In the same vein, the Centers for Medicare & Medicaid Services (CMS) on Jan. 25 issued a memo (S&C: 13-09-NH) to surveyors providing guidance on infection control. The memo clarifies the requirements of F tag 441 relating to infection control and highlights the importance of handling linens in a way that prevents the spread of infection.
CMS issued the guidance to account for recent changes in laundry equipment and cleaning agent technology. Washing linens above 160°F or at a lower temperature but with a chlorine rinse is recommended to destroy microorganisms. Facilities may use the laundry detergent of their choice as long as they carefully follow manufacturer's instructions regarding processes and equipment. Linen handling must prevent cross-contamination, and laundry workers must be provided equipment that protects them from infection.
With the increasing virulence of C. difficile and the continuing climb in deaths from infection, the LTC community must take action to avoid allegations such as failure to appropriately notify a physician of symptoms, failure to appropriately treat diarrhea, failure to implement an effective infection-control program, and failure to prevent contamination of wounds by fecal material.
The CDC, CMS, news media, residents, and families are focusing on the prevention of significant morbidity and mortality from C. difficile. Facilities and their medical directors should implement appropriate treatment protocols and infection control programs. Malpractice cases and negative verdicts are likely to increase if the number of C. difficile–related deaths continues to go up. Proactive facilities will focus on implementing the protocols and processes to prevent all health care-associated infections and to identify and promptly treat C. difficile.
Medical Expert Perspective
This piece brings up some interesting issues of litigation involving multidrug-resistant organisms (methicillin-resistant Staphylococcus aureus, vancomycin-resistant enterococcus, Clostridium difficile), which we can probably expect to see more of.
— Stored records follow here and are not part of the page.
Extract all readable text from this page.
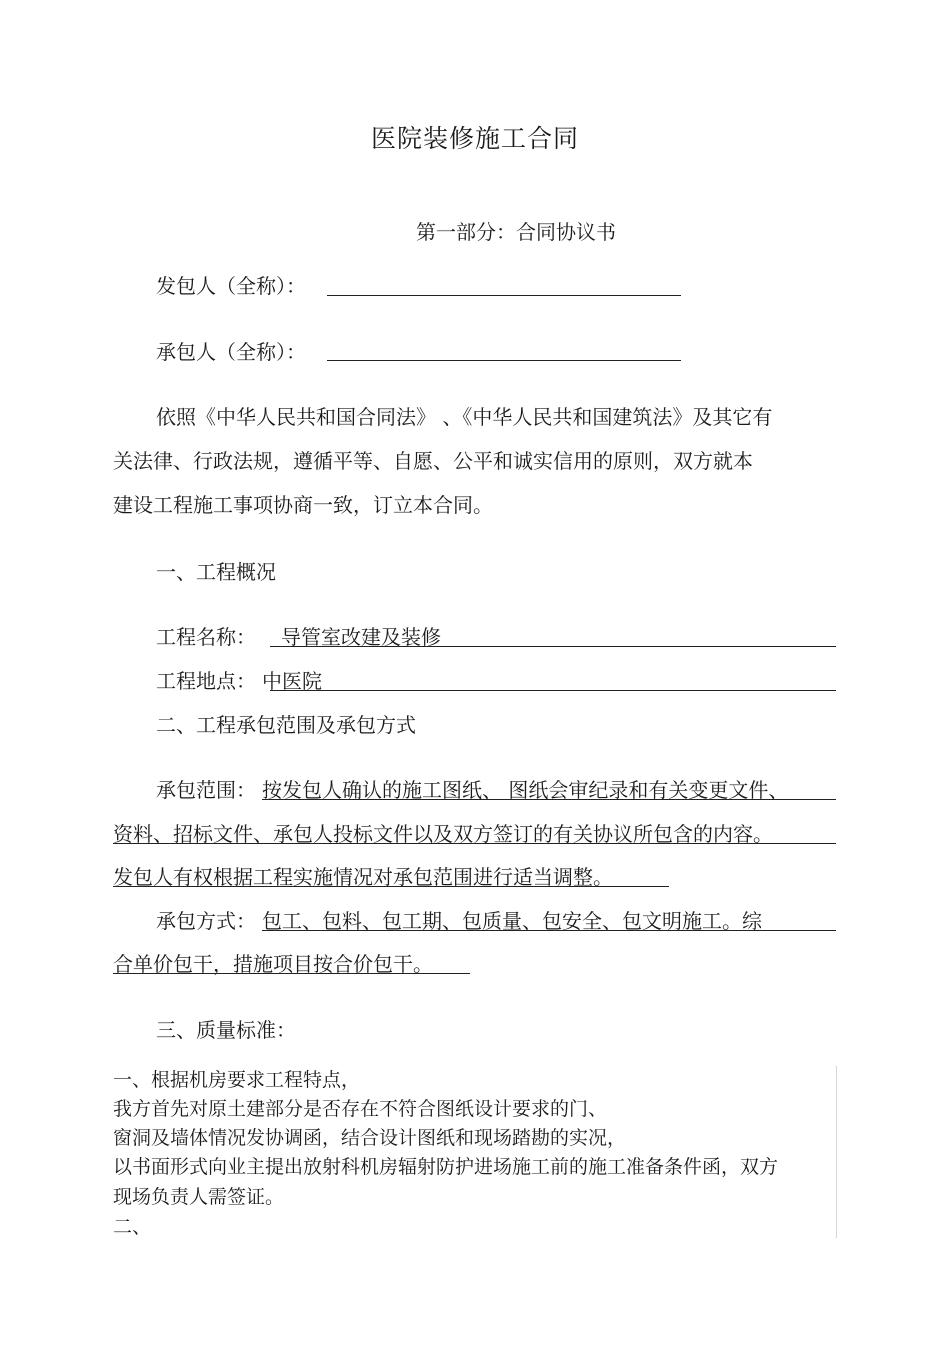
医院装修施工合同
第一部分：合同协议书
发包人（全称）：
承包人（全称）：
依照《中华人民共和国合同法》 、《中华人民共和国建筑法》及其它有
关法律、行政法规，遵循平等、自愿、公平和诚实信用的原则，双方就本
建设工程施工事项协商一致，订立本合同。
一、工程概况
工程名称： 导管室改建及装修
工程地点： 中医院
二、工程承包范围及承包方式
承包范围： 按发包人确认的施工图纸、 图纸会审纪录和有关变更文件、
资料、招标文件、承包人投标文件以及双方签订的有关协议所包含的内容。
发包人有权根据工程实施情况对承包范围进行适当调整。
承包方式： 包工、包料、包工期、包质量、包安全、包文明施工。综
合单价包干，措施项目按合价包干。
三、质量标准：
一、根据机房要求工程特点，
我方首先对原土建部分是否存在不符合图纸设计要求的门、
窗洞及墙体情况发协调函，结合设计图纸和现场踏勘的实况，
以书面形式向业主提出放射科机房辐射防护进场施工前的施工准备条件函，双方
现场负责人需签证。
二、
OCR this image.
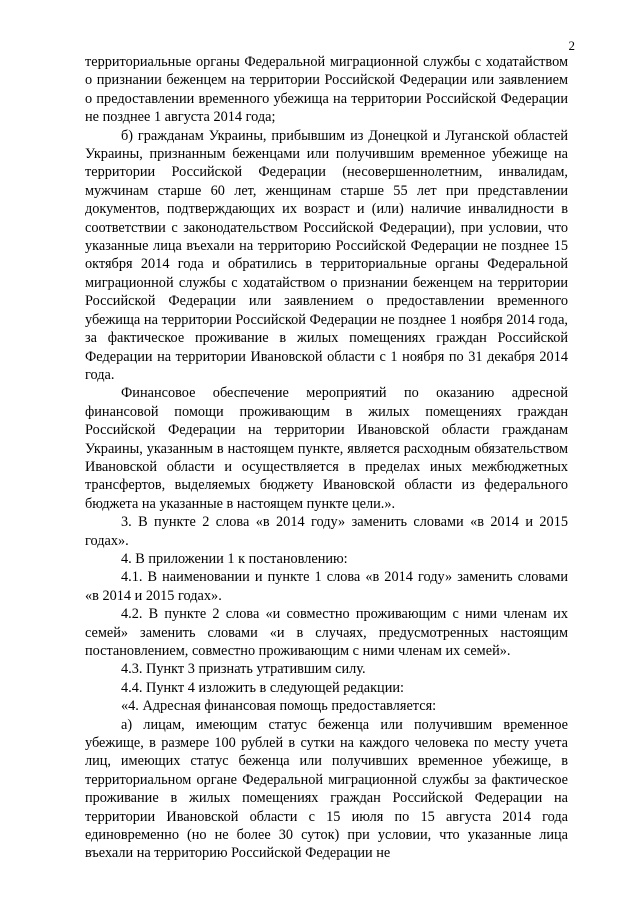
2

территориальные органы Федеральной миграционной службы с ходатайством о признании беженцем на территории Российской Федерации или заявлением о предоставлении временного убежища на территории Российской Федерации не позднее 1 августа 2014 года;

б) гражданам Украины, прибывшим из Донецкой и Луганской областей Украины, признанным беженцами или получившим временное убежище на территории Российской Федерации (несовершеннолетним, инвалидам, мужчинам старше 60 лет, женщинам старше 55 лет при представлении документов, подтверждающих их возраст и (или) наличие инвалидности в соответствии с законодательством Российской Федерации), при условии, что указанные лица въехали на территорию Российской Федерации не позднее 15 октября 2014 года и обратились в территориальные органы Федеральной миграционной службы с ходатайством о признании беженцем на территории Российской Федерации или заявлением о предоставлении временного убежища на территории Российской Федерации не позднее 1 ноября 2014 года, за фактическое проживание в жилых помещениях граждан Российской Федерации на территории Ивановской области с 1 ноября по 31 декабря 2014 года.

Финансовое обеспечение мероприятий по оказанию адресной финансовой помощи проживающим в жилых помещениях граждан Российской Федерации на территории Ивановской области гражданам Украины, указанным в настоящем пункте, является расходным обязательством Ивановской области и осуществляется в пределах иных межбюджетных трансфертов, выделяемых бюджету Ивановской области из федерального бюджета на указанные в настоящем пункте цели.».

3. В пункте 2 слова «в 2014 году» заменить словами «в 2014 и 2015 годах».

4. В приложении 1 к постановлению:

4.1. В наименовании и пункте 1 слова «в 2014 году» заменить словами «в 2014 и 2015 годах».

4.2. В пункте 2 слова «и совместно проживающим с ними членам их семей» заменить словами «и в случаях, предусмотренных настоящим постановлением, совместно проживающим с ними членам их семей».

4.3. Пункт 3 признать утратившим силу.

4.4. Пункт 4 изложить в следующей редакции:

«4. Адресная финансовая помощь предоставляется:

а) лицам, имеющим статус беженца или получившим временное убежище, в размере 100 рублей в сутки на каждого человека по месту учета лиц, имеющих статус беженца или получивших временное убежище, в территориальном органе Федеральной миграционной службы за фактическое проживание в жилых помещениях граждан Российской Федерации на территории Ивановской области с 15 июля по 15 августа 2014 года единовременно (но не более 30 суток) при условии, что указанные лица въехали на территорию Российской Федерации не
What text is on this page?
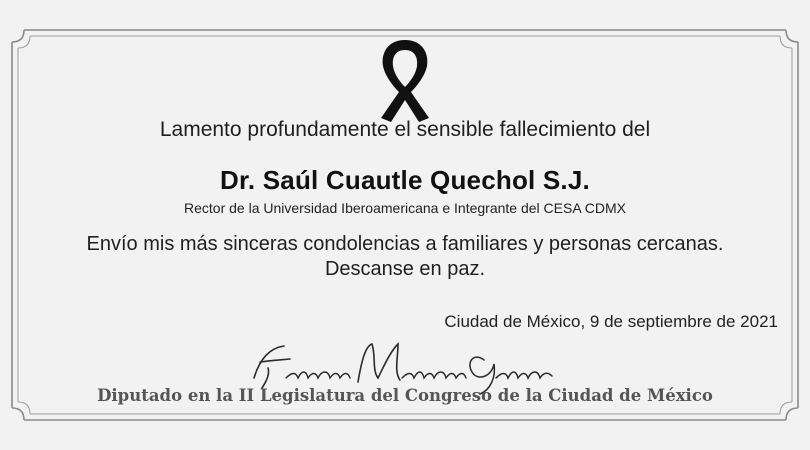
Lamento profundamente el sensible fallecimiento del
Dr. Saúl Cuautle Quechol S.J.
Rector de la Universidad Iberoamericana e Integrante del CESA CDMX
Envío mis más sinceras condolencias a familiares y personas cercanas.
Descanse en paz.
Ciudad de México, 9 de septiembre de 2021
Diputado en la II Legislatura del Congreso de la Ciudad de México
Remember that for plaintiffs to prevail in a civil lawsuit, they need to show – to a reasonable degree of medical probability or certainty (meaning “more likely than not”) – that the negligent act caused the bad outcome. In the case discussed here, in my opinion, it would be difficult to prove that the resident would not have contracted the infection had the facility implemented and followed a C. difficile–control regimen.
But clearly, the plaintiffs would have had a medical expert testify that the lack of such a program caused the infection. And whether or not that's true, every facility should have solid infection-control policies.
A more valid theory for the cause of most C. difficile infections is that a negligent act (e.g., an avoidable pressure ulcer that got infected) required antibiotic therapy, which in turn caused or substantially contributed to the development of C. difficile infection. In this scenario, it's pretty clear that if the patient had not been given the antibiotic, he or she would not have gotten C. difficile.
I've also seen lawsuits arguing that urinary tract infections are caused by bad catheter care. While that is certainly possible, I don't think it's a reasonable medical probability, considering that virtually every patient with a Foley catheter gets an infection eventually, regardless of the quality of the care. What's more, asymptomatic bacteriuria is often called (and treated as) a urinary tract infection.
Along those same lines, if a patient gets a Foley catheter because of an avoidable pressure ulcer and then dies from a urinary tract infection, I believe that is a wrongful death. If the patient had not developed the pressure ulcer, he or she probably would not have died from the urinary tract infection.